Clearly, investor sentiment has shifted almost overnight. Just weeks ago, Venezuela’s oil industry remained frozen under sanctions. Now, it may become a prime destination for energy capital. In fact, Trump claimed U.S. oil companies are ready to spend billions to revive crude output. Consequently, renewed production could boost global supply and lower energy prices—potentially supporting worldwide economic growth.
Although Amos Global Energy has not issued a formal statement, the rapid investor response speaks volumes. Even more importantly, the opportunity aligns with broader market needs. Currently, Venezuela produces only about 700,000 barrels per day—far below its potential. Therefore, even a partial restart could ease tight global supply conditions.
That said, significant risks remain. Venezuela holds the world’s largest proven oil reserves, yet its infrastructure is aging. Additionally, political stability is uncertain. Investors will need clear legal protections, transparent contracts, and assurance that U.S. policy won’t reverse after the election.
Nevertheless, the potential rewards are substantial. Early movers could secure access to low-cost, high-volume reserves in a high-price environment. Furthermore, with OPEC+ holding output steady and Middle East tensions lingering, new supply sources are increasingly valuable.
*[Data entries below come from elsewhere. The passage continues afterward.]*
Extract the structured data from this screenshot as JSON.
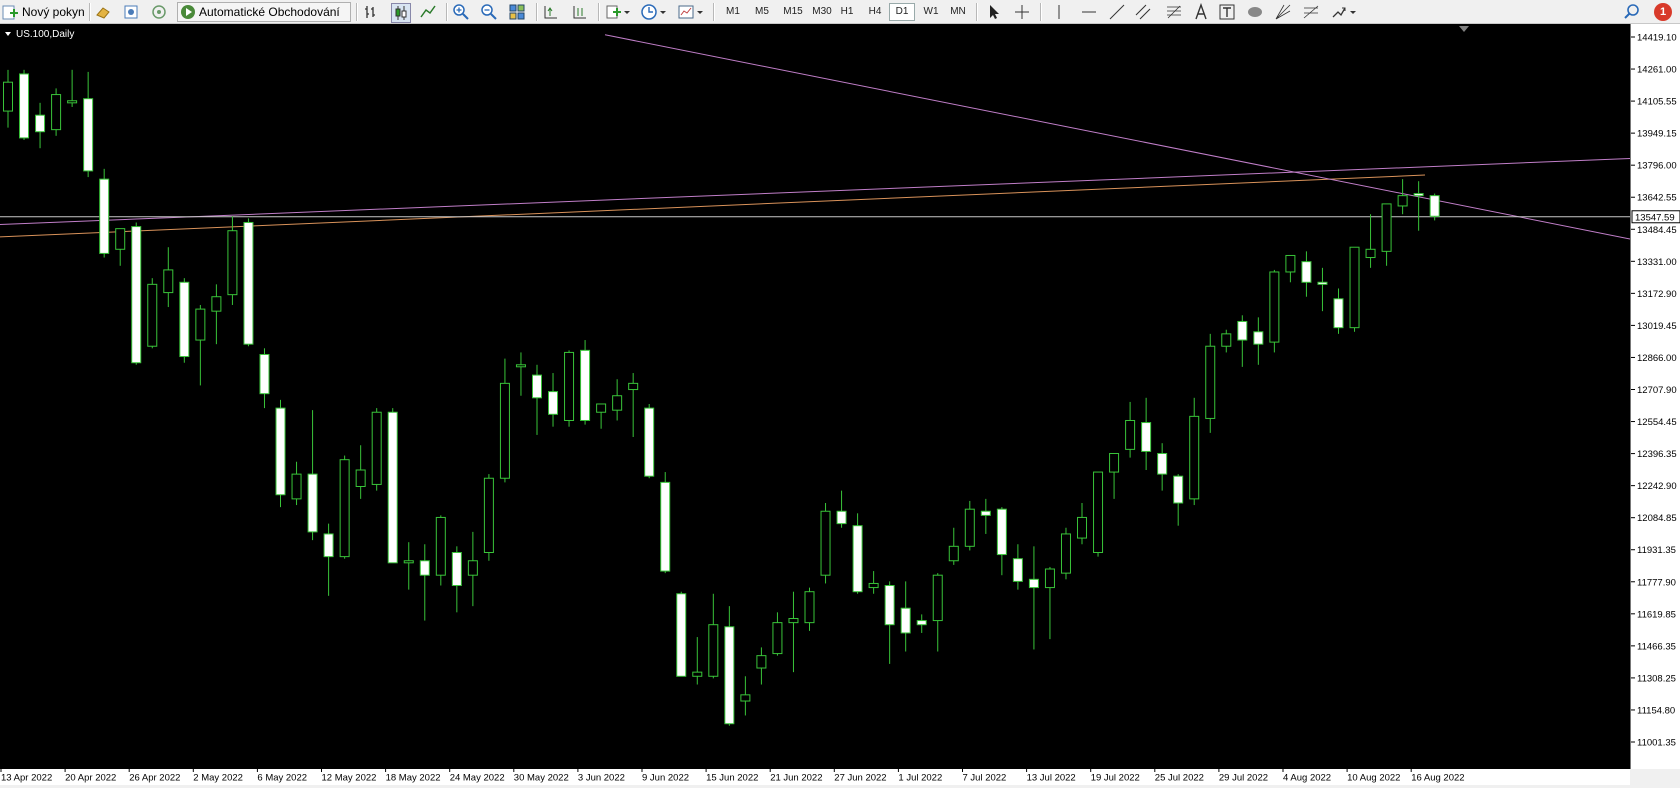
{
  "toolbar": {
    "new_order_label": "Nový pokyn",
    "auto_trading_label": "Automatické Obchodování",
    "timeframes": [
      "M1",
      "M5",
      "M15",
      "M30",
      "H1",
      "H4",
      "D1",
      "W1",
      "MN"
    ],
    "active_timeframe": "D1",
    "notification_count": "1"
  },
  "chart_data": {
    "type": "candlestick",
    "symbol_label": "US.100,Daily",
    "current_price": "13547.59",
    "price_axis_labels": [
      "14419.10",
      "14261.00",
      "14105.55",
      "13949.15",
      "13796.00",
      "13642.55",
      "13484.45",
      "13331.00",
      "13172.90",
      "13019.45",
      "12866.00",
      "12707.90",
      "12554.45",
      "12396.35",
      "12242.90",
      "12084.85",
      "11931.35",
      "11777.90",
      "11619.85",
      "11466.35",
      "11308.25",
      "11154.80",
      "11001.35"
    ],
    "date_axis_labels": [
      "13 Apr 2022",
      "20 Apr 2022",
      "26 Apr 2022",
      "2 May 2022",
      "6 May 2022",
      "12 May 2022",
      "18 May 2022",
      "24 May 2022",
      "30 May 2022",
      "3 Jun 2022",
      "9 Jun 2022",
      "15 Jun 2022",
      "21 Jun 2022",
      "27 Jun 2022",
      "1 Jul 2022",
      "7 Jul 2022",
      "13 Jul 2022",
      "19 Jul 2022",
      "25 Jul 2022",
      "29 Jul 2022",
      "4 Aug 2022",
      "10 Aug 2022",
      "16 Aug 2022"
    ],
    "candles": [
      {
        "o": 14060,
        "h": 14260,
        "l": 13980,
        "c": 14200
      },
      {
        "o": 14240,
        "h": 14260,
        "l": 13920,
        "c": 13930
      },
      {
        "o": 14040,
        "h": 14100,
        "l": 13880,
        "c": 13960
      },
      {
        "o": 13970,
        "h": 14170,
        "l": 13940,
        "c": 14140
      },
      {
        "o": 14100,
        "h": 14260,
        "l": 14080,
        "c": 14110
      },
      {
        "o": 14120,
        "h": 14250,
        "l": 13740,
        "c": 13770
      },
      {
        "o": 13730,
        "h": 13780,
        "l": 13350,
        "c": 13370
      },
      {
        "o": 13390,
        "h": 13490,
        "l": 13310,
        "c": 13490
      },
      {
        "o": 13500,
        "h": 13520,
        "l": 12830,
        "c": 12840
      },
      {
        "o": 12920,
        "h": 13250,
        "l": 12910,
        "c": 13220
      },
      {
        "o": 13180,
        "h": 13400,
        "l": 13110,
        "c": 13290
      },
      {
        "o": 13230,
        "h": 13250,
        "l": 12840,
        "c": 12870
      },
      {
        "o": 12950,
        "h": 13120,
        "l": 12730,
        "c": 13100
      },
      {
        "o": 13090,
        "h": 13220,
        "l": 12930,
        "c": 13160
      },
      {
        "o": 13170,
        "h": 13550,
        "l": 13120,
        "c": 13480
      },
      {
        "o": 13520,
        "h": 13540,
        "l": 12920,
        "c": 12930
      },
      {
        "o": 12880,
        "h": 12910,
        "l": 12620,
        "c": 12690
      },
      {
        "o": 12620,
        "h": 12660,
        "l": 12140,
        "c": 12200
      },
      {
        "o": 12180,
        "h": 12360,
        "l": 12150,
        "c": 12300
      },
      {
        "o": 12300,
        "h": 12610,
        "l": 11980,
        "c": 12020
      },
      {
        "o": 12010,
        "h": 12060,
        "l": 11710,
        "c": 11900
      },
      {
        "o": 11900,
        "h": 12390,
        "l": 11890,
        "c": 12370
      },
      {
        "o": 12240,
        "h": 12440,
        "l": 12180,
        "c": 12320
      },
      {
        "o": 12250,
        "h": 12620,
        "l": 12220,
        "c": 12600
      },
      {
        "o": 12600,
        "h": 12620,
        "l": 11870,
        "c": 11870
      },
      {
        "o": 11870,
        "h": 11970,
        "l": 11740,
        "c": 11880
      },
      {
        "o": 11880,
        "h": 11960,
        "l": 11590,
        "c": 11810
      },
      {
        "o": 11810,
        "h": 12100,
        "l": 11760,
        "c": 12090
      },
      {
        "o": 11920,
        "h": 11950,
        "l": 11630,
        "c": 11760
      },
      {
        "o": 11810,
        "h": 12020,
        "l": 11660,
        "c": 11880
      },
      {
        "o": 11920,
        "h": 12300,
        "l": 11880,
        "c": 12280
      },
      {
        "o": 12280,
        "h": 12860,
        "l": 12260,
        "c": 12740
      },
      {
        "o": 12830,
        "h": 12890,
        "l": 12680,
        "c": 12830
      },
      {
        "o": 12780,
        "h": 12830,
        "l": 12490,
        "c": 12670
      },
      {
        "o": 12700,
        "h": 12790,
        "l": 12530,
        "c": 12590
      },
      {
        "o": 12560,
        "h": 12900,
        "l": 12530,
        "c": 12890
      },
      {
        "o": 12900,
        "h": 12950,
        "l": 12540,
        "c": 12560
      },
      {
        "o": 12600,
        "h": 12620,
        "l": 12520,
        "c": 12640
      },
      {
        "o": 12610,
        "h": 12760,
        "l": 12560,
        "c": 12680
      },
      {
        "o": 12710,
        "h": 12790,
        "l": 12480,
        "c": 12740
      },
      {
        "o": 12620,
        "h": 12640,
        "l": 12280,
        "c": 12290
      },
      {
        "o": 12260,
        "h": 12310,
        "l": 11820,
        "c": 11830
      },
      {
        "o": 11720,
        "h": 11730,
        "l": 11320,
        "c": 11320
      },
      {
        "o": 11320,
        "h": 11510,
        "l": 11280,
        "c": 11340
      },
      {
        "o": 11320,
        "h": 11720,
        "l": 11310,
        "c": 11570
      },
      {
        "o": 11560,
        "h": 11660,
        "l": 11080,
        "c": 11090
      },
      {
        "o": 11200,
        "h": 11320,
        "l": 11130,
        "c": 11230
      },
      {
        "o": 11360,
        "h": 11460,
        "l": 11280,
        "c": 11420
      },
      {
        "o": 11430,
        "h": 11630,
        "l": 11420,
        "c": 11580
      },
      {
        "o": 11580,
        "h": 11730,
        "l": 11340,
        "c": 11600
      },
      {
        "o": 11580,
        "h": 11750,
        "l": 11540,
        "c": 11730
      },
      {
        "o": 11810,
        "h": 12160,
        "l": 11770,
        "c": 12120
      },
      {
        "o": 12120,
        "h": 12220,
        "l": 12040,
        "c": 12060
      },
      {
        "o": 12050,
        "h": 12110,
        "l": 11720,
        "c": 11730
      },
      {
        "o": 11750,
        "h": 11830,
        "l": 11720,
        "c": 11770
      },
      {
        "o": 11760,
        "h": 11780,
        "l": 11380,
        "c": 11570
      },
      {
        "o": 11650,
        "h": 11780,
        "l": 11440,
        "c": 11530
      },
      {
        "o": 11590,
        "h": 11620,
        "l": 11530,
        "c": 11570
      },
      {
        "o": 11590,
        "h": 11820,
        "l": 11440,
        "c": 11810
      },
      {
        "o": 11880,
        "h": 12040,
        "l": 11860,
        "c": 11950
      },
      {
        "o": 11950,
        "h": 12170,
        "l": 11930,
        "c": 12130
      },
      {
        "o": 12120,
        "h": 12180,
        "l": 12010,
        "c": 12100
      },
      {
        "o": 12130,
        "h": 12140,
        "l": 11810,
        "c": 11910
      },
      {
        "o": 11890,
        "h": 11960,
        "l": 11740,
        "c": 11780
      },
      {
        "o": 11790,
        "h": 11950,
        "l": 11450,
        "c": 11750
      },
      {
        "o": 11750,
        "h": 11850,
        "l": 11500,
        "c": 11840
      },
      {
        "o": 11820,
        "h": 12040,
        "l": 11790,
        "c": 12010
      },
      {
        "o": 11990,
        "h": 12160,
        "l": 11960,
        "c": 12090
      },
      {
        "o": 11920,
        "h": 12290,
        "l": 11900,
        "c": 12310
      },
      {
        "o": 12310,
        "h": 12400,
        "l": 12180,
        "c": 12400
      },
      {
        "o": 12420,
        "h": 12650,
        "l": 12380,
        "c": 12560
      },
      {
        "o": 12550,
        "h": 12670,
        "l": 12320,
        "c": 12410
      },
      {
        "o": 12400,
        "h": 12450,
        "l": 12220,
        "c": 12300
      },
      {
        "o": 12290,
        "h": 12300,
        "l": 12050,
        "c": 12160
      },
      {
        "o": 12180,
        "h": 12670,
        "l": 12150,
        "c": 12580
      },
      {
        "o": 12570,
        "h": 12980,
        "l": 12500,
        "c": 12920
      },
      {
        "o": 12920,
        "h": 13000,
        "l": 12890,
        "c": 12980
      },
      {
        "o": 13040,
        "h": 13070,
        "l": 12820,
        "c": 12950
      },
      {
        "o": 12990,
        "h": 13060,
        "l": 12830,
        "c": 12930
      },
      {
        "o": 12940,
        "h": 13290,
        "l": 12890,
        "c": 13280
      },
      {
        "o": 13280,
        "h": 13350,
        "l": 13230,
        "c": 13360
      },
      {
        "o": 13330,
        "h": 13380,
        "l": 13160,
        "c": 13230
      },
      {
        "o": 13230,
        "h": 13300,
        "l": 13090,
        "c": 13220
      },
      {
        "o": 13150,
        "h": 13200,
        "l": 12980,
        "c": 13010
      },
      {
        "o": 13010,
        "h": 13400,
        "l": 12990,
        "c": 13400
      },
      {
        "o": 13350,
        "h": 13560,
        "l": 13300,
        "c": 13390
      },
      {
        "o": 13380,
        "h": 13610,
        "l": 13310,
        "c": 13610
      },
      {
        "o": 13600,
        "h": 13730,
        "l": 13560,
        "c": 13650
      },
      {
        "o": 13660,
        "h": 13720,
        "l": 13480,
        "c": 13650
      },
      {
        "o": 13650,
        "h": 13660,
        "l": 13530,
        "c": 13550
      }
    ],
    "trendlines": [
      {
        "name": "upper-rising-line",
        "color": "#c07ec8",
        "p1": [
          0,
          13510
        ],
        "p2": [
          1630,
          13830
        ]
      },
      {
        "name": "rising-orange-line",
        "color": "#d9925a",
        "p1": [
          0,
          13450
        ],
        "p2": [
          1425,
          13750
        ]
      },
      {
        "name": "falling-line",
        "color": "#c07ec8",
        "p1": [
          605,
          14430
        ],
        "p2": [
          1630,
          13440
        ]
      },
      {
        "name": "horizontal-line",
        "color": "#c8c8c8",
        "p1": [
          0,
          13547.59
        ],
        "p2": [
          1630,
          13547.59
        ]
      }
    ]
  }
}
Thus, Venezuela’s reemergence could reshape global energy dynamics.
In particular, Venezuelan oil investments may appeal to firms seeking strategic diversification. Unlike deepwater or shale projects, Venezuela’s existing fields offer quicker ramp-up potential—if stability returns. For that reason, executives like Moshiri are positioning themselves at the forefront of a possible revival.
Looking ahead, much depends on U.S. follow-through. If Washington provides consistent oversight and legal frameworks, 2026 could mark the start of a new era for Venezuelan oil. Meanwhile, global markets will watch closely—ready to respond to every signal from Caracas and Washington alike.